BLOGS: Trade Secrets Blog

Powered by Blogger
Add to Technorati Favorites

Friday, April 27, 2012, 4/27/2012 08:00:00 AM

The Trade Secrets Dilemma – Sue and Disclose

An interesting article from Thomon Reuters News & Insight on an age-old problem in trade secrets, the fact that bringing suit often requires disclosing the trade secrets.

The article concerns a case in New York state court, MSCI v. Jacob and Axoma. MCSI, a software maker, claimed that its former employee, Jacob, misappropriated trade secrets in its software on behalf of his new employer, Axoma.

The judge overseeing the case made a critical ruling in a discovery dispute requiring the plaintiff to identify “with reasonable particularity” the trade secrets it contends were misappropriated. Only this, the judge ruled would allow the court to distinguish “between the general knowledge in their field and trade secrets.”

An earlier ruling, now changed, had allowed the plaintiff to identify only those portions of its computer source code that were not trade secrets. That, defendants contended, was unfair since it essentially required them to deduce which trade secrets were at issue, possibly from millions of lines of computer source code.

The judge came around to defendants’ point of view:

Plaintiffs who have brought this action, bear the burden of proving their allegations. Merely providing defendants with plaintiffs' "reference library" to establish what portions of their source code are in the public domain shifts the burden to defendants to clarify plaintiffs' claim.

One of the defense lawyers claimed that to do otherwise would be like allowing a person to claim that he had been robbed by a suspect and then walk around the suspect’s apartment to identify what was taken.

Before bringing any trade secrets case, it's always necessary to consider what disclosure may be required and its implications for the business and the trade secrets themselves.

Wednesday, April 18, 2012, 4/18/2012 11:27:00 AM

Trade Secrets of Minor League Hockey?

From the Ithaca Journal (located in the scenic law school stomping grounds of my co-author) a story about alleged trade secrets stolen from a minor league hockey team.

To the point, the owner of the Elmira Jackals is accusing the team’s former general manager and assistant general manager of stealing trade secrets.

No, it’s nothing about a secret strategy for playing hockey.

Rather it’s information about “how much the Jackals' sponsors have in their advertising budgets, and what sorts of deals they like to make.”

And, the allegation is, they are doing it for their new team, the Elmira Pioneers, which competes with the Jackals for advertising dollars.

In that regard, the case sounds like a pretty standard “customer list” case, albeit in an industry where there wouldn’t appear to be many secrets about who the advertisers are that couldn’t be gleaned by reading the names on the boards.

Monday, April 16, 2012, 4/16/2012 05:22:00 PM

Ninth Circuit Opts for Narrow Construction of Computer Fraud and Abuse Act

From the California Recorder, an article concerning the Ninth Circuit’s en banc ruling in U.S. v. Nosal (opinion here), holding that a simple violation of terms of use does not constitute a violation of the federal Computer Fraud and Abuse Act which prohibits users from “exceeding authorized access.”

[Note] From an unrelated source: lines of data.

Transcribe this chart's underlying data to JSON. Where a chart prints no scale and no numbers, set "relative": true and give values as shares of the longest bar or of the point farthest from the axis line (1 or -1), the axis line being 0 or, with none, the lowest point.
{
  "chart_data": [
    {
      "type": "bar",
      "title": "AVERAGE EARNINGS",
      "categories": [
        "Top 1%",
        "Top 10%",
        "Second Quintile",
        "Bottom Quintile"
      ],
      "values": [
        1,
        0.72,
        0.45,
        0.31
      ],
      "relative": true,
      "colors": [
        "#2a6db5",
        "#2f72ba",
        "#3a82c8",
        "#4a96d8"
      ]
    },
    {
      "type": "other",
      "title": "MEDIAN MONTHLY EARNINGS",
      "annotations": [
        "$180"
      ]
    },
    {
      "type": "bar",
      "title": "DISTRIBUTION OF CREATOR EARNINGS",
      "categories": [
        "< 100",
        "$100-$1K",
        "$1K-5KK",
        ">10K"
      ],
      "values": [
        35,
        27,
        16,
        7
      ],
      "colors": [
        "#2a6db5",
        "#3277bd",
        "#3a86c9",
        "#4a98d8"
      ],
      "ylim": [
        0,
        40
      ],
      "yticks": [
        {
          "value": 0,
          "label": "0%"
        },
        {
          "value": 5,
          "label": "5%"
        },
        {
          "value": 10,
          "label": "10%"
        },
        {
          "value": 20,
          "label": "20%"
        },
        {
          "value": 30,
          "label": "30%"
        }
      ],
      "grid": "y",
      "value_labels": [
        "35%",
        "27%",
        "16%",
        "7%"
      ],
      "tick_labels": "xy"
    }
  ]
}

The facts of the case are pretty simple. Nosal left the employment of an executive search firm but got some old pals back at the employer to send him confidential information that they shouldn’t have.

The question was did this violate the terms of the federal law. Other circuits – notably the Fifth, Seventh and Eleventh – have taken a broad view.

The Ninth Circuit, in an en banc decision by Chief Judge Kosinski, nixed that and ruled for the defendant.

The main concern, it seems was that standard computer behavior -- lying on Facebook games at work -- might be criminalized.

The dissenters point out, of course, that that was not what Nosal did.

The confusion on this statute is rife and, hopefully, the split in the Circuits may encourage the Supreme Court to give us all some real guidance.